By Garrett Sheridan

Make no little plans. They have no magic to stir men’s blood.  -Daniel H Burnham

On Friday, February 15, my colleague Aaron Sorensen and I attended an event hosted by Chicago CRED (Creating Real Economic Destiny).  CRED is a visionary and high-impact organization led by Arne Duncan, former U.S. Secretary of Education. CRED is laser focused on tackling one of Chicago’s greatest challenges: gun violence. The event was hosted at Harris Theater and was packed with people from many walks of life, including schoolchildren, community activists, not-for-profit representatives, local business leaders and many others who believe that gun violence in Chicago must be urgently addressed.
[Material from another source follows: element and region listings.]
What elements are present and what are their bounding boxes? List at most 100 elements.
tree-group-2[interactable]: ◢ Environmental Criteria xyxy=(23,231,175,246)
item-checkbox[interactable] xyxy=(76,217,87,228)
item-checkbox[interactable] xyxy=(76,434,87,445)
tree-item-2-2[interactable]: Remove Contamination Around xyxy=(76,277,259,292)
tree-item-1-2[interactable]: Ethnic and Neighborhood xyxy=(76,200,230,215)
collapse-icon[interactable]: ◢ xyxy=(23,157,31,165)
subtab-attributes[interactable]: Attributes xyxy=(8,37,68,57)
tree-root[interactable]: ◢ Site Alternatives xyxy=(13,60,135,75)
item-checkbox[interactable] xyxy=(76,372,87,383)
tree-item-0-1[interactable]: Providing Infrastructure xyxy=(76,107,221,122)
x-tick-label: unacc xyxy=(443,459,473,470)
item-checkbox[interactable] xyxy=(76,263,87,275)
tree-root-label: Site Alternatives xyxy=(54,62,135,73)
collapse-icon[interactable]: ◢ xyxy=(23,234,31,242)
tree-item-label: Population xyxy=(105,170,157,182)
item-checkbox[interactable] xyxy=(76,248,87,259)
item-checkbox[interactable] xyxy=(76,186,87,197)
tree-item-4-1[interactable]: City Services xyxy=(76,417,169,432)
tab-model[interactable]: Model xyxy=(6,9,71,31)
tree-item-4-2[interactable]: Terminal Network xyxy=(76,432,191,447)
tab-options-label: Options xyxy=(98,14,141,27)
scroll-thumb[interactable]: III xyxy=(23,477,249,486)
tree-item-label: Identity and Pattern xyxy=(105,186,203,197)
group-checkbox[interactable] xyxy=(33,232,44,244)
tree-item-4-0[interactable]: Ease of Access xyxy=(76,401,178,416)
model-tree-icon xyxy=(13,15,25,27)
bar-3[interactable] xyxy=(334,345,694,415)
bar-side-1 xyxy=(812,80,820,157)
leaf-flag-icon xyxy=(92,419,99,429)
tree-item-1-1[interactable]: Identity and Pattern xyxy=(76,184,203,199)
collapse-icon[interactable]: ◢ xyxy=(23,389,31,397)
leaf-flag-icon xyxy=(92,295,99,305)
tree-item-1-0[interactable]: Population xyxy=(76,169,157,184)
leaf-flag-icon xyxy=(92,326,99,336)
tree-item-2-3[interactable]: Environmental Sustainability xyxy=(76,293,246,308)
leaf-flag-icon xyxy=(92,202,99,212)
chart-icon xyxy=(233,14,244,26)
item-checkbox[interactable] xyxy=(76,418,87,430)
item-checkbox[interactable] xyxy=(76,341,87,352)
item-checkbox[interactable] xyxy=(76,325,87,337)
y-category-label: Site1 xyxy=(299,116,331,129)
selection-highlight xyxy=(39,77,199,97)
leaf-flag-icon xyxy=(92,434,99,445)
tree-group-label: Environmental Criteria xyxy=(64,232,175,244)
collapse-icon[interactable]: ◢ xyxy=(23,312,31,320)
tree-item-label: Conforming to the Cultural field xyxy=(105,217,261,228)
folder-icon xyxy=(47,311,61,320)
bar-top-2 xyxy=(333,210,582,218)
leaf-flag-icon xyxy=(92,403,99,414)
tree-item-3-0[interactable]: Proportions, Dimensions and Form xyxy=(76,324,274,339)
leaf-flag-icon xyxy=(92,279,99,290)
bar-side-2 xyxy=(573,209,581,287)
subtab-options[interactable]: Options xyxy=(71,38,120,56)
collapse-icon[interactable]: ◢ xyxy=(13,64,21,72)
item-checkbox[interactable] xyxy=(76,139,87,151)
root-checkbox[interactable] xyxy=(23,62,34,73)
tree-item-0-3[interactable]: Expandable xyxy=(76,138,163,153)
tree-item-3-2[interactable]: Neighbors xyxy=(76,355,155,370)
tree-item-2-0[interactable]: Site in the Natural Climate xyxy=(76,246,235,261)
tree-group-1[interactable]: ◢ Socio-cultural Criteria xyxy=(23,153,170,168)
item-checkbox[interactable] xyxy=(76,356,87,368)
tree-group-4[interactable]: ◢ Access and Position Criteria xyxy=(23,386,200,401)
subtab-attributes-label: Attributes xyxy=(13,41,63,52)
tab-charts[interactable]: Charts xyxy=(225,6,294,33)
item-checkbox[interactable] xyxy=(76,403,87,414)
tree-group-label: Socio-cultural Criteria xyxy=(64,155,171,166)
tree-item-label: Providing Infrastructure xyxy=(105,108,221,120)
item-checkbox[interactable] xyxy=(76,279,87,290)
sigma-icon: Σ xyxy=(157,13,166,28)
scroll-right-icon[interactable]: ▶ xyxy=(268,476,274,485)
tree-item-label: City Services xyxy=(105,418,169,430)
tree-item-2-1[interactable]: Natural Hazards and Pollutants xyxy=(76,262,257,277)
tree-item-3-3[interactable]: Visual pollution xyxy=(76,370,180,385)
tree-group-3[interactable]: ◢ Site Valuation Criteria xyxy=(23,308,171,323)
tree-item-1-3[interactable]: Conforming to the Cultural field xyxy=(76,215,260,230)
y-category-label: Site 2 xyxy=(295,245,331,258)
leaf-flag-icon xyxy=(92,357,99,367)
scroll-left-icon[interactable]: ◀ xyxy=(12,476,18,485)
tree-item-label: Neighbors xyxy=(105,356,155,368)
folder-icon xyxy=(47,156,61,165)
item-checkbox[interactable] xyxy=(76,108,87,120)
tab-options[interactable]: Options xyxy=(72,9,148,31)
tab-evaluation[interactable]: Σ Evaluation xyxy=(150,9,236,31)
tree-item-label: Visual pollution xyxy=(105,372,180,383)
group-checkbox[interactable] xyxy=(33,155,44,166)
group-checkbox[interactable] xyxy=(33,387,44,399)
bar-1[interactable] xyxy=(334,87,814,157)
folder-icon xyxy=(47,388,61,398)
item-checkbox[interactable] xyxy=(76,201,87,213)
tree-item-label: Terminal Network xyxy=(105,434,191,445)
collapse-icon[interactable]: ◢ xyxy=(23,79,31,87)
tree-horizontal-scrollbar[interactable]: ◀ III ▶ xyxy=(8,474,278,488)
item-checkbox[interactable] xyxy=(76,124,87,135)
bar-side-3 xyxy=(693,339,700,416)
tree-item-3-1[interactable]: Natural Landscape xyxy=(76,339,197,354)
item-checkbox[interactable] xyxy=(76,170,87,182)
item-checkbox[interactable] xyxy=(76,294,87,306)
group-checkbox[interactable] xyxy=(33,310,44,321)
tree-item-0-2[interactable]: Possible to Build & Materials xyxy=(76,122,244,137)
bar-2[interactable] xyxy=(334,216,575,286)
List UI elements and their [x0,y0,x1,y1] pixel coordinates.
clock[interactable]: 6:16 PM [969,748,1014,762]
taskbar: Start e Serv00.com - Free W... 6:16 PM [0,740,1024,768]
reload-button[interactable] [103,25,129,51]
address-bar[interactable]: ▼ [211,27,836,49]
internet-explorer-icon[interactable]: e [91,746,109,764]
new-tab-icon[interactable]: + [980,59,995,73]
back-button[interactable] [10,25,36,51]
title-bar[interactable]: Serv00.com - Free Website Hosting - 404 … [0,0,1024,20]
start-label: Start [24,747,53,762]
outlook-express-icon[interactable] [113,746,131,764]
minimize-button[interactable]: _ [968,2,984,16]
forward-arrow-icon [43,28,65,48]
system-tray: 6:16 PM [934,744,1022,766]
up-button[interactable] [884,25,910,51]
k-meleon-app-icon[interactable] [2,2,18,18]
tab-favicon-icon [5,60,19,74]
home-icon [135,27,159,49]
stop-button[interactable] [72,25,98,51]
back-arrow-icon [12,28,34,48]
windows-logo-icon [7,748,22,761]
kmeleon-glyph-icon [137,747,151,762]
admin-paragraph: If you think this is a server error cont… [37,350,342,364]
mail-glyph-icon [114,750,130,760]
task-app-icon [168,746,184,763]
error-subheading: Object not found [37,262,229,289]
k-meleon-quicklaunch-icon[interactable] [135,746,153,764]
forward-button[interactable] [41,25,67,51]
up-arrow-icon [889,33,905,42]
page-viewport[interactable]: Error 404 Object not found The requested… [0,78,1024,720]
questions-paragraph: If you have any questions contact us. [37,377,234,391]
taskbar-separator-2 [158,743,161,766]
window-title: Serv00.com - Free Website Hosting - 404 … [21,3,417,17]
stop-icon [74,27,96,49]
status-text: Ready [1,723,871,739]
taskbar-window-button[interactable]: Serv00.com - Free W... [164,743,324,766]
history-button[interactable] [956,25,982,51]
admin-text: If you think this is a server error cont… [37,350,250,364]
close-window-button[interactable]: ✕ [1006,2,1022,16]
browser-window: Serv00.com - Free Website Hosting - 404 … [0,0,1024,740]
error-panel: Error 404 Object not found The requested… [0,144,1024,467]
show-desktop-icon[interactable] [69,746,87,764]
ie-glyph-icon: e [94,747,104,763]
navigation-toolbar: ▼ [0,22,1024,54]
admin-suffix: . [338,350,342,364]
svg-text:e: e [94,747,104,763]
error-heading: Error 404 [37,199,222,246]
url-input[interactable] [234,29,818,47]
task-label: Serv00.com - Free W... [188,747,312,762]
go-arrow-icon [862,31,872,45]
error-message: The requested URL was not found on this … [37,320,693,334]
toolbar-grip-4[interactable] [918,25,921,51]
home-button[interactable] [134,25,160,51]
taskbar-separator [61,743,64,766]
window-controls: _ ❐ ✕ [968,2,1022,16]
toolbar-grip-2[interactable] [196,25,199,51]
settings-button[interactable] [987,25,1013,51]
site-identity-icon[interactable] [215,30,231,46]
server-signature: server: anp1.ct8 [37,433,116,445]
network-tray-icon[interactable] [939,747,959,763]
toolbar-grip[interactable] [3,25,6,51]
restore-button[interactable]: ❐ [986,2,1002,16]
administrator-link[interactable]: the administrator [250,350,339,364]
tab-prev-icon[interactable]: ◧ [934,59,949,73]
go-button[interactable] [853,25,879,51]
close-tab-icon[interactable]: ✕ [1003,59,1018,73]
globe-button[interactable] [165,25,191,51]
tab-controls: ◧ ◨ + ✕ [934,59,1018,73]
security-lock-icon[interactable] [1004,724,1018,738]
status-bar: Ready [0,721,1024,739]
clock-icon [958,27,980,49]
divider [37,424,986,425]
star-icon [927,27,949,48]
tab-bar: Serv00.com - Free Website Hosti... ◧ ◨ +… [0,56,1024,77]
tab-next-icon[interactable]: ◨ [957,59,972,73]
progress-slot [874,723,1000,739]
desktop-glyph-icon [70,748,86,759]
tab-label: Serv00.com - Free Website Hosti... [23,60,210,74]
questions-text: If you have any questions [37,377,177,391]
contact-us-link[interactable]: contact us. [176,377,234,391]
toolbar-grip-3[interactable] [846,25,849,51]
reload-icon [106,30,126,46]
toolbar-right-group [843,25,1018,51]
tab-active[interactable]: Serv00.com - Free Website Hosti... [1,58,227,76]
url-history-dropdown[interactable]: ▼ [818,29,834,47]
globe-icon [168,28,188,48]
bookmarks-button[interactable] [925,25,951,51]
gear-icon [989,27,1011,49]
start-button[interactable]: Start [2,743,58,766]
The facts provided by CRED speak for themselves:

  • In 2016, Chicago had a record 764 homicides (up 58% from 2015) and over 4,000 shootings. Both numbers are up by 50% over the past five years.
  • Chicago has more killings and shootings than New York City and Los Angeles combined—both in real numbers and on a per capita basis. Over the last five years in New York City, homicides are down 20% and shootings down 27%. In Los Angeles, homicides and shootings have remained low, with fewer than 294 homicides and 1,178 shootings last year.
  • In Chicago, only 26% of city homicides and only 5% of shootings ever resulted in arrests.
  • Over 71% of violent crime was confined to just 15 of Chicago’s 77 city neighborhoods. Nearly 80% of homicide victims are African American.
  • Chicago CRED further outlines the data and issues here.

At the event, both Chicago Mayor Rahm Emanuel and Illinois Governor JB Pritzker were in attendance. The former mayors of Philadelphia, Los Angeles, New Orleans, Washington DC and Minneapolis participated in a panel around the impact of gun violence and importantly, the strategies and tactics that can be deployed to make a difference in our community.

Leadership at CRED has a very clear vision and has set a challenging goal to reduce gun violence by 80%. CRED, rather than build out a full range of interventions and services to be deployed in communities ravaged by gun violence, has made an admirable strategic decision to build an ecosystem that brings together the best and the brightest, and aligns their efforts to make a difference.

The bold vision and ecosystem model being pursued by CRED reminded me of a parallel that I’ve seen in the corporate world — namely, setting a clear vision and pursuing it relentlessly, not necessarily by amassing all of the required resources to tackle the problem inside your own company or organization, but by partnering and collaborating with like-minded individuals that bring complementary skills, capabilities and expertise to the table. So often in business it is a collaborative efforts between companies, communities and even governments that create real and sustained impact. I’m reminded of the collaboration between Space X and the US government, for example. Nobody would have thought such a collaboration could occur 15 years ago.

We believe that visionary leaders like Arne Duncan and his colleagues at CRED and the Emerson Collective share a similar mindset to visionary leaders we hear about in the business press.  Here are some similarities that come to mind, in terms of how they think and operate:

  1. Set a bold vision with aspirational and inspirational goals, no matter how daunting they may seem.
  2. Consider the problem you are tackling holistically and systemically.
  3. Build an ecosystem of capabilities and expertise that represents the full spectrum of stakeholders that can benefit from the solution being pursued.
  4. Convene the leadership and stakeholders across the ecosystem to test ideas and learn from each other.
  5. Don’t wait for the perfect moment when all the stars align to begin the process of creating impact: start early, fail fast, learn and repeat.

Axiom Consulting Partners has worked with CRED to maximize the impact of their strategy and vision and we are deeply passionate and invested in the success of their mission.